There was no mention of the documented surge in antisemitic incidents. No reference to months of anti-Israel rhetoric saturating elite politics. No discussion of the “No Genocide Josh” campaign. No acknowledgment that the attack occurred during Passover—a fact ordinarily noted when violence intersects with religious or communal significance, but here omitted entirely. No exploration of whether sustained accusations of genocide, ethnic-cleansing chants, or the casual demonization of Jews in power might have contributed to a permissive climate. Investigative caution preceded any discussion of political backdrop.


This was not restraint. It was a choice.
The same media institutions that insist “words have consequences” suddenly treat words as irrelevant when the victim is Jewish and the potential inciters sit on the progressive side of the aisle. Context, once treated as morally essential, becomes editorially radioactive.
The pattern is no longer subtle. When violence – staining a shirt – touches a left-wing Muslim lawmaker, identity and ideology are framed as explanatory forces. When violence – arson and attempted murder of an entire family – touches a Jewish, pro-Israel official, identity is scrubbed clean and politics are declared off-limits. One story expands outward into meaning. The other … nothing.
The issue is not what motivated the attacker. The issue is why certain motivations are never even permitted to be discussed.

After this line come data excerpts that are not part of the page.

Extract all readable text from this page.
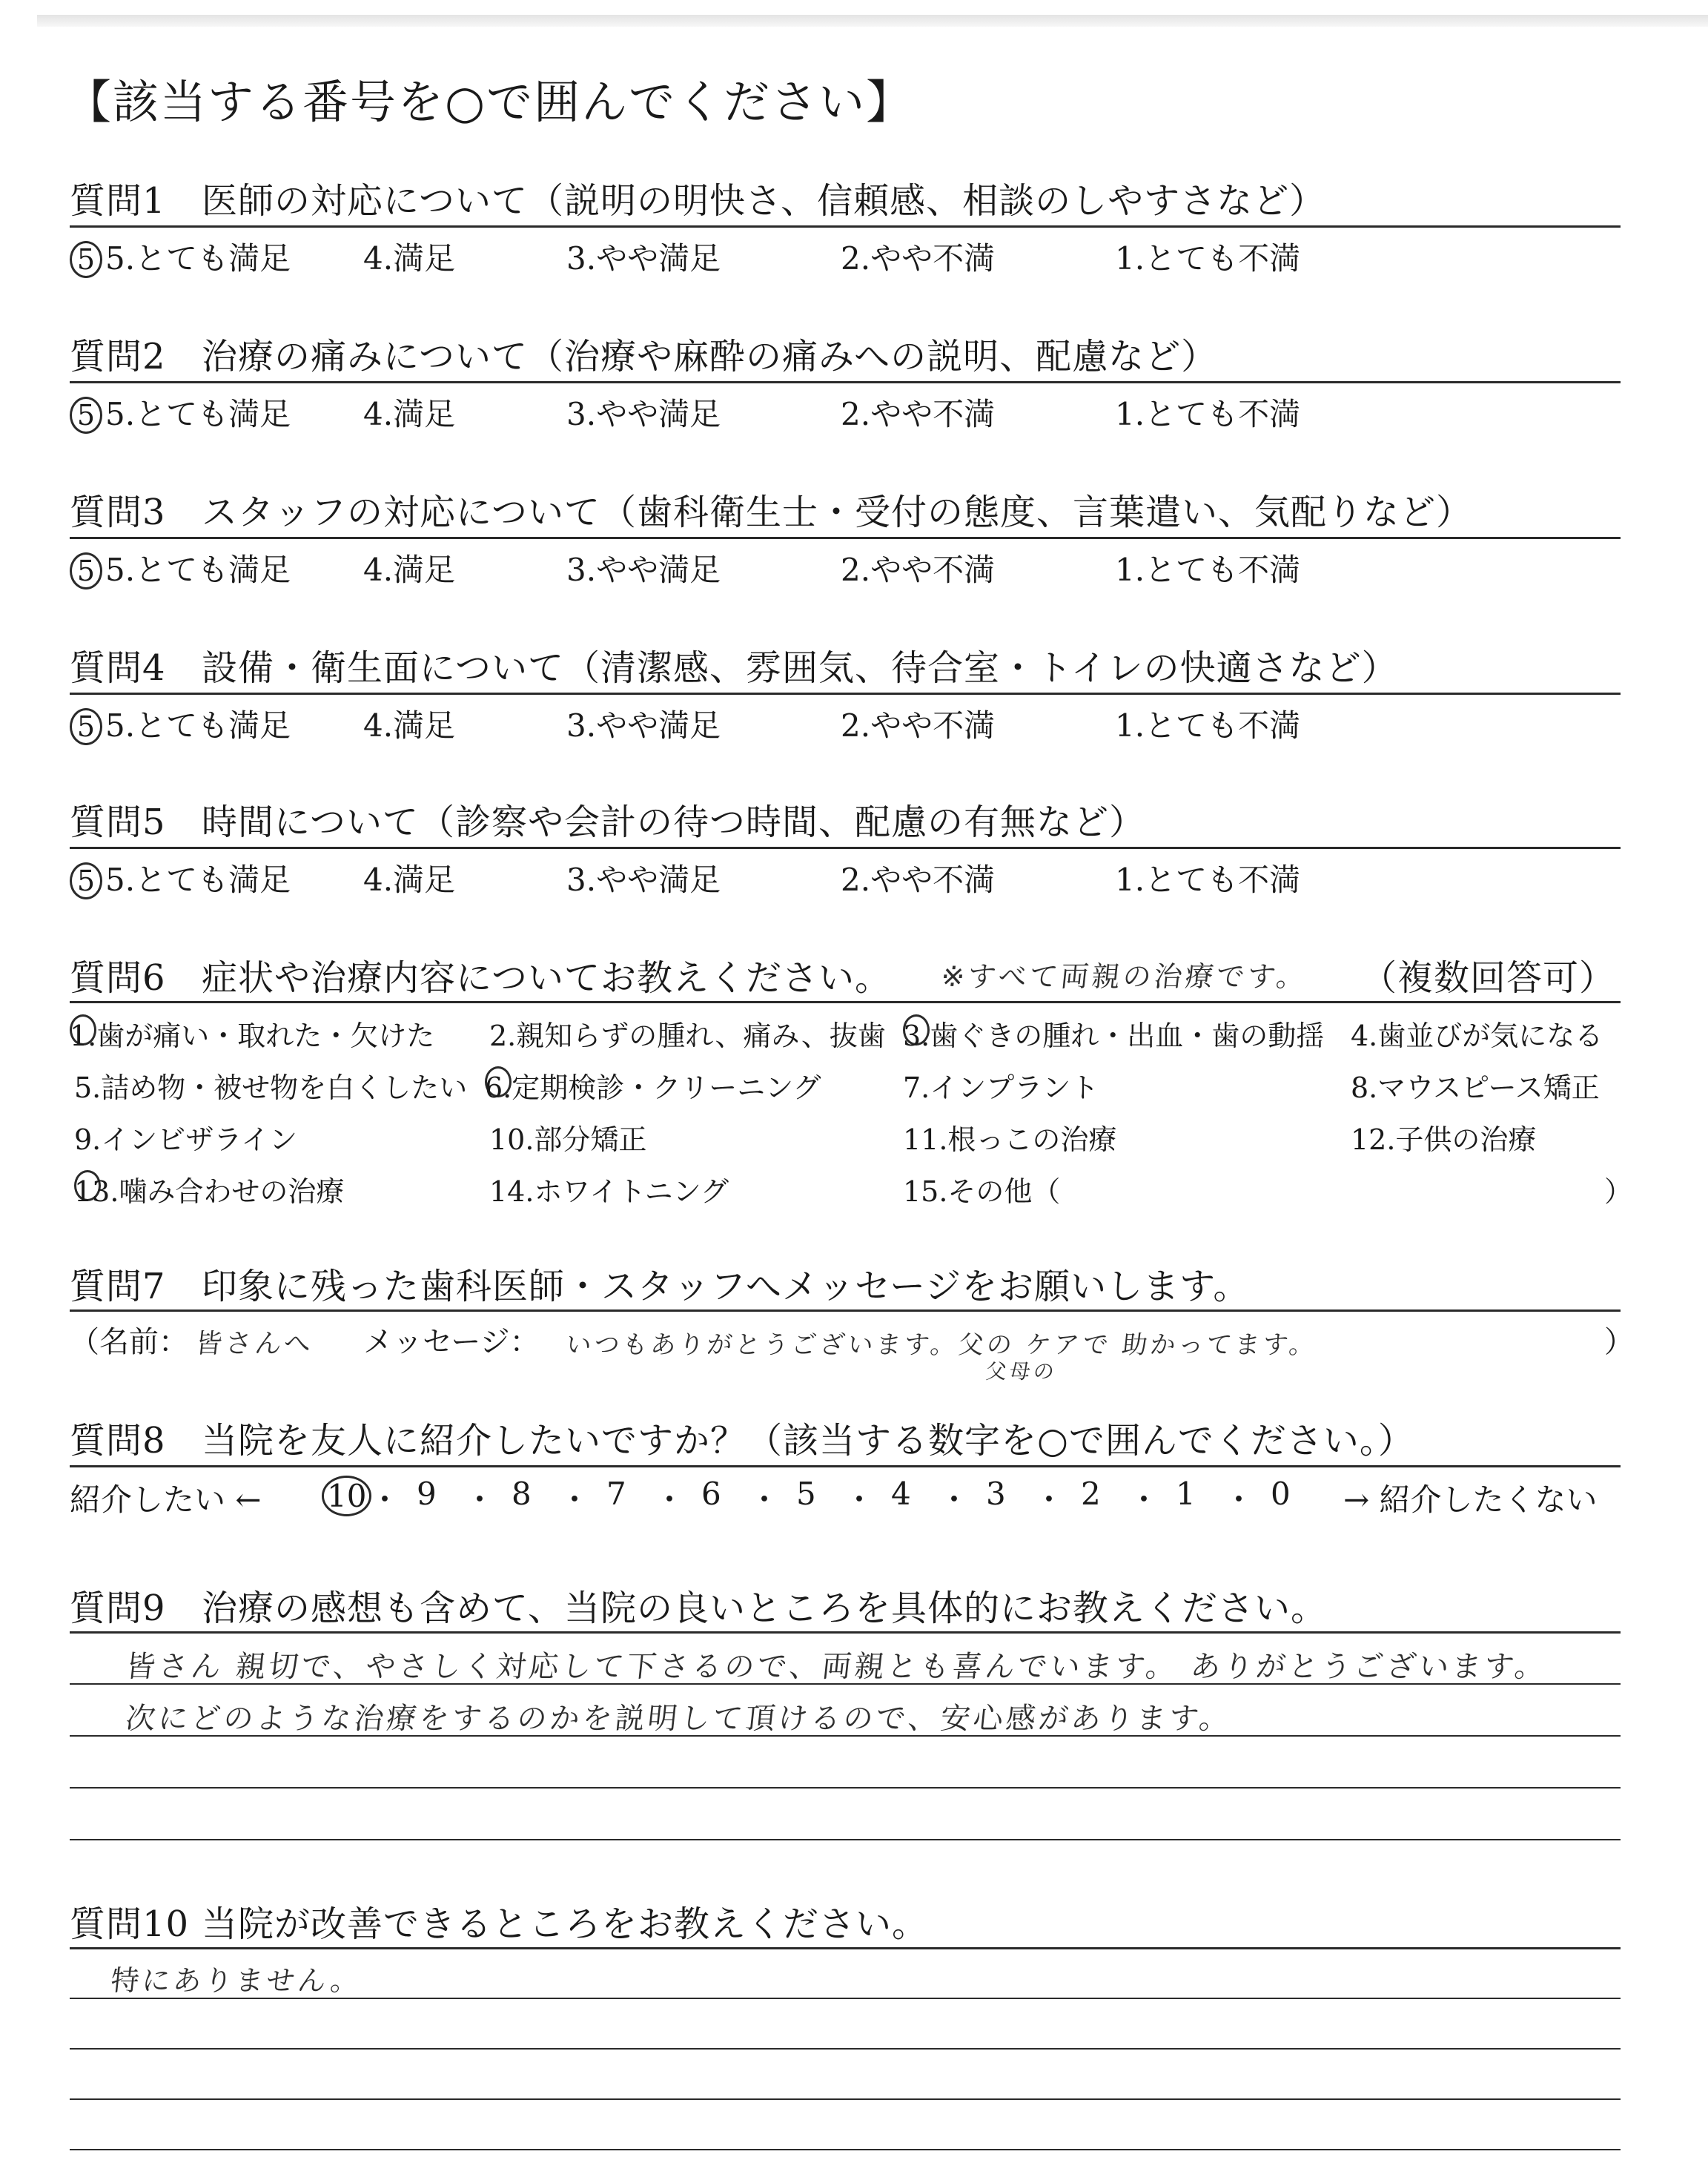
【該当する番号を○で囲んでください】
質問1 医師の対応について（説明の明快さ、信頼感、相談のしやすさなど）
5 5.とても満足 4.満足	3.やや満足	2.やや不満	1.とても不満
質問2 治療の痛みについて（治療や麻酔の痛みへの説明、配慮など）
5 5.とても満足 4.満足	3.やや満足	2.やや不満	1.とても不満
質問3 スタッフの対応について（歯科衛生士・受付の態度、言葉遣い、気配りなど）
5 5.とても満足 4.満足	3.やや満足	2.やや不満	1.とても不満
質問4 設備・衛生面について（清潔感、雰囲気、待合室・トイレの快適さなど）
5 5.とても満足 4.満足	3.やや満足	2.やや不満	1.とても不満
質問5 時間について（診察や会計の待つ時間、配慮の有無など）
5 5.とても満足 4.満足	3.やや満足	2.やや不満	1.とても不満
質問6 症状や治療内容についてお教えください。 ※すべて両親の治療です。 （複数回答可）
1.歯が痛い・取れた・欠けた 2.親知らずの腫れ、痛み、抜歯 3.歯ぐきの腫れ・出血・歯の動揺 4.歯並びが気になる
5.詰め物・被せ物を白くしたい 6.定期検診・クリーニング	7.インプラント	8.マウスピース矯正
9.インビザライン	10.部分矯正	11.根っこの治療	12.子供の治療
13.噛み合わせの治療	14.ホワイトニング	15.その他（	）
質問7 印象に残った歯科医師・スタッフへメッセージをお願いします。
（名前： 皆さんへ メッセージ： いつもありがとうございます。父の ケアで 助かってます。
父母の
）
質問8 当院を友人に紹介したいですか？（該当する数字を○で囲んでください。）
紹介したい ← 10 ・ 9 ・ 8 ・ 7 ・ 6 ・ 5 ・ 4 ・ 3 ・ 2 ・ 1 ・ 0 → 紹介したくない
質問9 治療の感想も含めて、当院の良いところを具体的にお教えください。
皆さん 親切で、やさしく対応して下さるので、両親とも喜んでいます。 ありがとうございます。
次にどのような治療をするのかを説明して頂けるので、安心感があります。
質問10 当院が改善できるところをお教えください。
特にありません。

To contextualize the attack on Shapiro would require acknowledging uncomfortable truths: that anti-Israel rhetoric frequently curdles into antisemitism; that political incitement is not confined to one end of the spectrum; that portraying Jews as uniquely malevolent actors has consequences beyond protest slogans and campus chants. Easier, then, to say nothing.

But silence is not passive. It is editorial.
For Ilhan Omar, context was everything.
For Josh Shapiro, context was invisible.
If context is essential when violence can be plausibly traced to the right, it must be highlighted when violence engulfs Jews as well. Anything else is antisemitic choreography.